Inspiration

Every day, public conversation on major topics health, climate, economics drifts further from what the verified data actually shows. We wanted to measure that drift in real time and make it visible to anyone, not just researchers.

The question that drove us: how far can a public narrative travel from the evidence before anyone notices? CrowdAudit is our answer.

What we built

CrowdAudit is a narrative drift detection system that computes a Sanity Score (0–100) for any tracked topic:

  • 100 means the public narrative closely reflects verified data
  • 0 means the narrative has completely detached from reality

We track three signals simultaneously:

  • Narrative velocity (S1) — how fast Wikipedia pages on a topic are being rewritten
  • Hype spike (S2) — how far above normal the HackerNews and social volume is
  • Reality divergence (S3) — how far the public story sits from official data (FRED, NOAA, WHO)

The weighted formula:

$$\text{SanityScore} = \text{round}\left(\left(1 - (0.25 \times S1 + 0.40 \times S2 + 0.35 \times S3)\right) \times 100\right)$$

S2 carries the highest weight because our analysis of historical cases consistently shows that abnormal social attention is the primary driver of narrative distortion — it precedes Wikipedia overcorrection by 24 to 48 hours.

How we used Zerve

Zerve was central to how CrowdAudit works not just for hosting, but for the analytical intelligence of the system.

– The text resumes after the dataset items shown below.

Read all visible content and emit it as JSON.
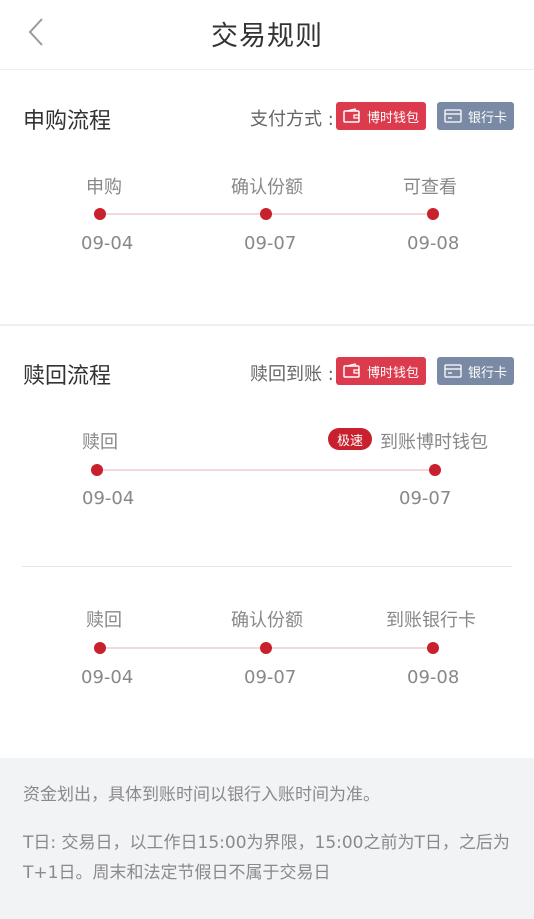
{
  "header": {
    "title": "交易规则"
  },
  "purchase": {
    "title": "申购流程",
    "payment_label": "支付方式 :",
    "badges": [
      "博时钱包",
      "银行卡"
    ],
    "steps": [
      {
        "label": "申购",
        "date": "09-04"
      },
      {
        "label": "确认份额",
        "date": "09-07"
      },
      {
        "label": "可查看",
        "date": "09-08"
      }
    ]
  },
  "redeem": {
    "title": "赎回流程",
    "arrival_label": "赎回到账 :",
    "badges": [
      "博时钱包",
      "银行卡"
    ],
    "fast": {
      "tag": "极速",
      "steps": [
        {
          "label": "赎回",
          "date": "09-04"
        },
        {
          "label": "到账博时钱包",
          "date": "09-07"
        }
      ]
    },
    "normal": {
      "steps": [
        {
          "label": "赎回",
          "date": "09-04"
        },
        {
          "label": "确认份额",
          "date": "09-07"
        },
        {
          "label": "到账银行卡",
          "date": "09-08"
        }
      ]
    }
  },
  "notes": {
    "line1": "资金划出，具体到账时间以银行入账时间为准。",
    "line2": "T日: 交易日，以工作日15:00为界限，15:00之前为T日，之后为T+1日。周末和法定节假日不属于交易日"
  },
  "colors": {
    "accent": "#c8202c",
    "badge_red": "#db3b4d",
    "badge_gray": "#7b8aa4",
    "track": "#f3d9dc"
  }
}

We built a 5-block parallel canvas in Zerve where the AI agent:

  1. Fetches Wikipedia edit rates for each topic via the Wikimedia API
  2. Fetches HackerNews post volume via the Algolia API
  3. Fetches FRED economic indicators via the Federal Reserve API
  4. Aligns all three sources to a common 1-hour window using temporal alignment
  5. Computes the Sanity Score and prints a full signal breakdown report

The agent ran the full pipeline, fixed import errors autonomously, handled API fallbacks gracefully, and produced real scores for three live topics. 18.7 credits, 3 minutes 27 seconds of Zerve agent runtime produced the analytical findings that power the dashboard.

The Zerve deployment hosts our live FastAPI scoring endpoint that the dashboard consumes in real time.

What we found

Running the pipeline on three live topics produced these real scores:

Topic Score Status
Climate tipping points 37 Distorted
COVID-19 origin narrative 46 Distorted
Inflation causes 51 Drifting

Key finding: All three topics hit the HackerNews social volume ceiling (S2=1.0), meaning public attention far exceeds our normalisation baseline. Climate tipping points showed the highest distortion 78 Wikipedia edits in 7 days and 790 HackerNews posts signal a narrative being actively rewritten faster than verified data can keep up.

Challenges

The biggest technical challenge was Zerve's spread() function for parallel block execution the SlicedIterable pattern required careful handling to avoid passing unresolved spread variables into function calls. We solved this by separating the spread variable from the string literals passed to functions.

API rate limits and cloud environment restrictions (Wikipedia returned 403 in Zerve's execution environment) required graceful fallback logic throughout the pipeline so the system never crashes , it always produces a score, flagging reduced confidence when fallback data is used.

What we learned

Public narrative and verified data move at completely different speeds. Wikipedia edits respond to social spikes within hours. Official statistics update monthly. That gap between the crowd's speed and the data's cadence is where distortion lives. CrowdAudit makes that gap visible.